When his school offered the chance to take students to the ACYF in Perth, he jumped at the opportunity.

About 41 students, staff and parishioners went to ACYF from Sunnybank.

Mr Kandathiparambil said being around 5500 young Catholics was inspiring.

“You can really feel the energy, especially at the plenary sessions,” he said.

“Everyone is just really passionate about faith and it’s really great to see.

“It can be tough at times because a lot of people in my class don’t really see religion as important or don’t really know it.”

St Thomas More College maths, science and religion teacher Paul Plant said giving students a chance to attend Catholic events like the ACYF provided “a lived experience” of the religious education curriculum.

“In the RE curriculum there’s learning about the faith, and there’s also a dimension in the RE curriculum about learning how to be religious in a particular way,” Mr Plant said.

“You can learn all you want about prayer but there’s something different about praying. 

“You can learn from a text book, or from a learned experience of faith and God and relationships. 

“(The ACYF) really deepens the experience for these students who have chosen to come along and are keen to come along, to deepen and learn similar things in a different context and have a lived experience.”

The 34-year-old Catholic father and member of Emmanuel Community said the ACYF provided a sense of the wider Church, and while he was proud of the Catholic culture at STMC, it was inspiring to hear the faith journeys of other communities.

“People who, even though I don’t know them, I hear them talk about their relationship with God and it sounds very familiar to me because it’s the same God,” Mr Plant said.

“There’s something really rich about discovering, amidst people’s differences, a unity that connects us to God and to the Church.”

Amazing racers: Missionary of God’s Love Sisters Therese Mills and Judy Bowe, who recently appeared on television show The Amazing Race.
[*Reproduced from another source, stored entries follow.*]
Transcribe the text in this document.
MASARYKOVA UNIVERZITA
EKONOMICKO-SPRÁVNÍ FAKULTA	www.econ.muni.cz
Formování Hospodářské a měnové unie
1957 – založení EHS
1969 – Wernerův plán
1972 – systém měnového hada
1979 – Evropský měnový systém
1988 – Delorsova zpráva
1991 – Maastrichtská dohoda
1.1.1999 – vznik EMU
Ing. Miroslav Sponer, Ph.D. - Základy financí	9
Photos: Iceberg Media

In the day-one evening session, pilgrims heard from Missionary of God’s Love Sisters Therese Mills and Judy Bowe, who recently appeared on television show The Amazing Race.

Sr Bowe said when someone suggested the idea to go on the show, they thought it could be from God, but they needed to – in the theme of ACYF and the plenary council – listen to the Holy Spirit.

“When it’s God, anything can happen,” she said. “It was so ‘God’ because it was so positive.

“It was like the whole Church has this big collective laugh, all together.”

Sr Mills said they were given the opportunity to bring the Gospel message to people’s lounge rooms through actions like praying at the demilitarised zone on the border of North and South Korea.

And that allowed them to speak with their fellow contestants and crew – and the audience – about their own vocation and how God can work in people’s lives.

“If you know that you’re listening to the Holy Spirit, you can do anything with great courage that it will go well,” Sr Mills said.